After 25 years, fighter pilot now flies a top state desk


Bruce Tuxill's passion for planes has taken him from flying with his father in World War II-era training aircraft to piloting sleek fighter planes.

"I can't imagine doing anything else," said Colonel Tuxill, a 25-year fighter pilot with the Maryland Air National Guard.

The Ellicott City resident oversees the 175th Fighter Group and 135th Airlift Group at Warfield Air National Guard Base in Middle River.

This summer, Gov. William Donald Schaefer swore in Colonel Tuxill as assistant adjutant general of the Maryland Air National Guard, making him one of the top three military officers in the state -- but ending his days as a fighter pilot.

"A piece of me will always be here," Colonel Tuxill said during an interview at the base.

"I will miss it."

Now his duties include overseeing about 1,800 full-time and part-time reservists and a budget that totaled $49.7 million in fiscal year 1993.

Colonel Tuxill, 48, will also have to cope with defense cutbacks; the base expects to lose 41 jobs and six A-10 attack planes.

"We're doing it very slowly and controlled," said Colonel Tuxill, who is using hiring freezes, job attrition and buyout programs to reduce personnel.

Maryland National Guard leaders praised Colonel Tuxill's leadership skills on and off the base.

"We selected Colonel Tuxill because he's done it all," said Maj. Gen. James F. Fretterd, adjutant general of the Maryland National Guard.

"He gets along with the community superbly, and he's a good neighbor."

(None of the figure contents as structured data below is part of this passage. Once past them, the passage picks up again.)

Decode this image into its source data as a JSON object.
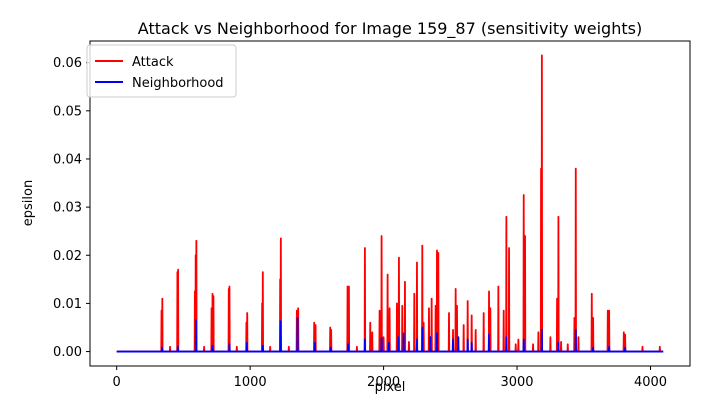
{
  "chart_data": {
    "type": "line",
    "title": "Attack vs Neighborhood for Image 159_87 (sensitivity weights)",
    "xlabel": "pixel",
    "ylabel": "epsilon",
    "xlim": [
      -200,
      4296
    ],
    "ylim": [
      -0.003,
      0.0645
    ],
    "xticks": [
      0,
      1000,
      2000,
      3000,
      4000
    ],
    "yticks": [
      0.0,
      0.01,
      0.02,
      0.03,
      0.04,
      0.05,
      0.06
    ],
    "ytick_labels": [
      "0.00",
      "0.01",
      "0.02",
      "0.03",
      "0.04",
      "0.05",
      "0.06"
    ],
    "x_range": [
      0,
      4095
    ],
    "grid": false,
    "legend_position": "upper-left",
    "series": [
      {
        "name": "Attack",
        "color": "#ff0000",
        "peaks": [
          [
            336,
            0.0085
          ],
          [
            342,
            0.011
          ],
          [
            400,
            0.001
          ],
          [
            455,
            0.0165
          ],
          [
            460,
            0.017
          ],
          [
            586,
            0.0125
          ],
          [
            592,
            0.02
          ],
          [
            597,
            0.023
          ],
          [
            655,
            0.001
          ],
          [
            711,
            0.009
          ],
          [
            718,
            0.012
          ],
          [
            725,
            0.0115
          ],
          [
            840,
            0.013
          ],
          [
            845,
            0.0135
          ],
          [
            900,
            0.001
          ],
          [
            972,
            0.006
          ],
          [
            978,
            0.008
          ],
          [
            1090,
            0.01
          ],
          [
            1095,
            0.0165
          ],
          [
            1150,
            0.001
          ],
          [
            1225,
            0.015
          ],
          [
            1230,
            0.0235
          ],
          [
            1290,
            0.001
          ],
          [
            1350,
            0.0085
          ],
          [
            1360,
            0.009
          ],
          [
            1480,
            0.006
          ],
          [
            1490,
            0.0055
          ],
          [
            1600,
            0.005
          ],
          [
            1607,
            0.0045
          ],
          [
            1730,
            0.0135
          ],
          [
            1740,
            0.0135
          ],
          [
            1800,
            0.001
          ],
          [
            1860,
            0.0215
          ],
          [
            1900,
            0.006
          ],
          [
            1915,
            0.004
          ],
          [
            1970,
            0.0085
          ],
          [
            1985,
            0.024
          ],
          [
            2000,
            0.003
          ],
          [
            2030,
            0.016
          ],
          [
            2045,
            0.009
          ],
          [
            2100,
            0.01
          ],
          [
            2115,
            0.0195
          ],
          [
            2140,
            0.0095
          ],
          [
            2160,
            0.0145
          ],
          [
            2190,
            0.002
          ],
          [
            2230,
            0.012
          ],
          [
            2250,
            0.0185
          ],
          [
            2290,
            0.022
          ],
          [
            2300,
            0.006
          ],
          [
            2340,
            0.009
          ],
          [
            2360,
            0.011
          ],
          [
            2390,
            0.0095
          ],
          [
            2400,
            0.021
          ],
          [
            2410,
            0.0205
          ],
          [
            2490,
            0.008
          ],
          [
            2520,
            0.0045
          ],
          [
            2540,
            0.013
          ],
          [
            2550,
            0.0095
          ],
          [
            2600,
            0.0055
          ],
          [
            2630,
            0.0105
          ],
          [
            2660,
            0.0075
          ],
          [
            2690,
            0.0045
          ],
          [
            2750,
            0.008
          ],
          [
            2790,
            0.0125
          ],
          [
            2800,
            0.009
          ],
          [
            2860,
            0.0135
          ],
          [
            2900,
            0.0085
          ],
          [
            2920,
            0.028
          ],
          [
            2940,
            0.0215
          ],
          [
            2990,
            0.0015
          ],
          [
            3010,
            0.0025
          ],
          [
            3050,
            0.0325
          ],
          [
            3060,
            0.024
          ],
          [
            3120,
            0.0015
          ],
          [
            3160,
            0.004
          ],
          [
            3180,
            0.038
          ],
          [
            3186,
            0.0615
          ],
          [
            3250,
            0.003
          ],
          [
            3300,
            0.011
          ],
          [
            3310,
            0.028
          ],
          [
            3330,
            0.002
          ],
          [
            3380,
            0.0015
          ],
          [
            3430,
            0.007
          ],
          [
            3440,
            0.038
          ],
          [
            3460,
            0.003
          ],
          [
            3560,
            0.012
          ],
          [
            3570,
            0.007
          ],
          [
            3680,
            0.0085
          ],
          [
            3690,
            0.0085
          ],
          [
            3800,
            0.004
          ],
          [
            3810,
            0.0035
          ],
          [
            3940,
            0.001
          ],
          [
            4070,
            0.001
          ]
        ]
      },
      {
        "name": "Neighborhood",
        "color": "#0000ff",
        "peaks": [
          [
            340,
            0.0008
          ],
          [
            458,
            0.001
          ],
          [
            594,
            0.0065
          ],
          [
            718,
            0.0012
          ],
          [
            845,
            0.0015
          ],
          [
            975,
            0.0018
          ],
          [
            1095,
            0.0012
          ],
          [
            1228,
            0.0063
          ],
          [
            1355,
            0.007
          ],
          [
            1485,
            0.0018
          ],
          [
            1605,
            0.0008
          ],
          [
            1735,
            0.0015
          ],
          [
            1860,
            0.0025
          ],
          [
            1985,
            0.0028
          ],
          [
            2040,
            0.0018
          ],
          [
            2110,
            0.003
          ],
          [
            2150,
            0.0038
          ],
          [
            2250,
            0.0025
          ],
          [
            2290,
            0.005
          ],
          [
            2350,
            0.003
          ],
          [
            2400,
            0.0038
          ],
          [
            2520,
            0.0025
          ],
          [
            2560,
            0.003
          ],
          [
            2630,
            0.0025
          ],
          [
            2660,
            0.0018
          ],
          [
            2790,
            0.0035
          ],
          [
            2920,
            0.003
          ],
          [
            3050,
            0.0025
          ],
          [
            3186,
            0.0045
          ],
          [
            3310,
            0.0018
          ],
          [
            3440,
            0.0045
          ],
          [
            3570,
            0.0008
          ],
          [
            3690,
            0.001
          ],
          [
            3810,
            0.0008
          ]
        ]
      }
    ]
  }
}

Colonel Tuxill's daughters also gave high marks to the career reservist.

"He's gentle and kind and extremely compassionate," said his daughter Danielle, 20.

And daughter Alicia, 11, said he's "just a regular guy" who likes to play baseball and badminton.

Colonel Tuxill began flying fighter planes for the Maryland Air National Guard in 1968. During those years, he has flown F-86s, A-37s and A-10s.

"Flying airplanes like this is the most fun I've ever had," said Colonel Tuxill as he inspected a row of A-10 attack planes near the base runway.

For the past 10 years, he commanded the 175th Fighter Group, a unit of nearly 1,000 reservists and 25 A-10s.

In August, two A-10s from the 175th led a successful NATO air strike in Bosnia. The unit was also deployed to Panama during the 1989 Noriega crisis and was on standby for the 1991 allied invasion of Iraq.

"What I feel most pride in is how the unit has continued to achieve and grow through the years," Colonel Tuxill said.

Three years ago, the 175th Fighter Group won "Gunsmoke '91," the Air Force Gunnery Competition. The base recently received the first "outstanding" rating for operational readiness given by the Joint Chiefs of Staff to any unit in the 9th Air Force since 1976.

nTC Colonel Tuxill is also responsible for the 135th Airlift Group, a unit of about 800 reservists and eight C-130 transport planes that have been deployed to Somalia, Panama and Haiti. The cargo planes have delivered everything from rice and ammunition, to a "60 Minutes" television crew that wanted to cover the Somalian crisis.

Colonel Tuxill said he will command the two units using a hands-on leadership style.

"I do a lot of leadership by wandering and talking," he said. "You'll find the climate, and you'll find whether things are going well."

One of the most challenging aspects of his job is reducing personnel, Colonel Tuxill said. A hiring freeze has been in place for the past 18 months, and about 14 reservists have signed up for a buyout program in addition to the 41 jobs that will be eliminated through attrition.

Ensuring job stability "is harder than ever," Colonel Tuxill said. "With defense cutbacks it's unrealistic to expect to stay" at past personnel levels.